Не вернулся

We use cookies. Read the Privacy and Cookie Policy

Не вернулся

Мы выбрались из самолета. Мои ребята смущены.

— Ну как? Что вы на это скажете? Алпетян стоит с поджатыми губами. Он возмущен до предела:

— Товарищ командир, да кто же его так отделал? Разве можно летать на таком утюге?! Это же верная смерть!

Краснюков, прилаживая к поясу шлемофон, сказал сердито:

— Не машина, а гроб с музыкой!

Морунов промолчал. Он старшина по званию, и ввязываться в разговор офицеров ему не положено. Свои мнения он выскажет друзьям стрелкам.

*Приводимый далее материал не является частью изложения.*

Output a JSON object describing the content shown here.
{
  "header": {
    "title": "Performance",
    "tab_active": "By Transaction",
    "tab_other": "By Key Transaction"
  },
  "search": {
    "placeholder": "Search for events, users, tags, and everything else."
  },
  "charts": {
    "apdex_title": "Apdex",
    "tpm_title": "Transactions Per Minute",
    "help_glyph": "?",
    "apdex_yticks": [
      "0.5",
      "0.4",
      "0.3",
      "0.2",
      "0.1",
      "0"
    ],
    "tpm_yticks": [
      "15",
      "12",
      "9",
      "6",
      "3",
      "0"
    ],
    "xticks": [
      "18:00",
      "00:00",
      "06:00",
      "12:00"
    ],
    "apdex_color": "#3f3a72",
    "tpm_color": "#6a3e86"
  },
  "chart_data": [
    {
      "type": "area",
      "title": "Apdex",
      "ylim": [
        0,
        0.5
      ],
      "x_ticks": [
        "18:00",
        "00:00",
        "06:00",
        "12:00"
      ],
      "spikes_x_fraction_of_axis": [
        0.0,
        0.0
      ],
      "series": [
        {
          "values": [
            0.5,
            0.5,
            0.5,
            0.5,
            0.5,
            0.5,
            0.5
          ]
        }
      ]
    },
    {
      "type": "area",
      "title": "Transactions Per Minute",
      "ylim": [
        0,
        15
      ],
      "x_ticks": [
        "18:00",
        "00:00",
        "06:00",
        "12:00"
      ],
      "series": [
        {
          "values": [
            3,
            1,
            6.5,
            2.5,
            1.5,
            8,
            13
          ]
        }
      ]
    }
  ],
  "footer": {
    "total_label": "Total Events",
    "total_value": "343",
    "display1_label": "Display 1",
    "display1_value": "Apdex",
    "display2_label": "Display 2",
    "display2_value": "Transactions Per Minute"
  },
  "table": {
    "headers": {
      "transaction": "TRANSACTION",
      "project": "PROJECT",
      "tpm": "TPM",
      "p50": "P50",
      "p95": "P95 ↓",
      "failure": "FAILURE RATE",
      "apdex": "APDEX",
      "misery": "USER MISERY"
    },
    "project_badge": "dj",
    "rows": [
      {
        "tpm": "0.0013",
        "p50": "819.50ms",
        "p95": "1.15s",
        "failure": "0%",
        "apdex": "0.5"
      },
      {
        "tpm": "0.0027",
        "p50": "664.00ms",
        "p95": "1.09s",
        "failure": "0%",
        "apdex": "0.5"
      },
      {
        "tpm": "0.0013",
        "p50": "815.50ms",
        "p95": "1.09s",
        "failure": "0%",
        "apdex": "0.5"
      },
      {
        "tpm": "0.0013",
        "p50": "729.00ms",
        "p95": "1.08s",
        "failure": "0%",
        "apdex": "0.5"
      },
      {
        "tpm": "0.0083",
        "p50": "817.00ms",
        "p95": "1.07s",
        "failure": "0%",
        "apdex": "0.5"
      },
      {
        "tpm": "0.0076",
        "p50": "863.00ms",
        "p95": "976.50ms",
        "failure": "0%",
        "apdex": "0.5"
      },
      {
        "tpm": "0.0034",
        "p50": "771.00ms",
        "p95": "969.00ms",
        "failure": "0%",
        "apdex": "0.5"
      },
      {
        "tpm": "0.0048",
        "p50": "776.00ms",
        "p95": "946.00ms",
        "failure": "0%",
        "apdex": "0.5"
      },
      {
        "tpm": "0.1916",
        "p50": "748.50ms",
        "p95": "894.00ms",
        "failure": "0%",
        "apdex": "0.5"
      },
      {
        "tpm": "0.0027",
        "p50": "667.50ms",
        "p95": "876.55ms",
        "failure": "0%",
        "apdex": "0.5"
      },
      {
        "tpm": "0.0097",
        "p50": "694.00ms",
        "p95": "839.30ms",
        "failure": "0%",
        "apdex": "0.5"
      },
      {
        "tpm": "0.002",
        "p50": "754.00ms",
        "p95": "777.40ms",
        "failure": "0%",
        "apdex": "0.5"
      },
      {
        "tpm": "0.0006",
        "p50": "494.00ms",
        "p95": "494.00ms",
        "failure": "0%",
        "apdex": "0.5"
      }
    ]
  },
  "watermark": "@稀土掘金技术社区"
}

Подходит техник звена Тараканов, высокий, медлительный, подчеркнуто солидный, как и полагается парторгу. Сейчас у меня к Тараканову отношение настороженное. Он отвечает за состояние материальной части, и машина №9 стоит в графе готовности. Самолет цел: крылья, хвост и шасси на месте, моторы работают нормально. Что еще надо? И тут я должен заявить, что самолет неисправен! Как воспримет он это? Ясно же, все в нем воспротивится, и опять-таки — формально он будет прав.

Но Тараканов неожиданно сам выручает меня.

— Товарищ командир, мы с инженером все выяснили. Удивленно таращу глаза.

— Что именно?

— А как же, Кармин на бреющем в деревья вмазал!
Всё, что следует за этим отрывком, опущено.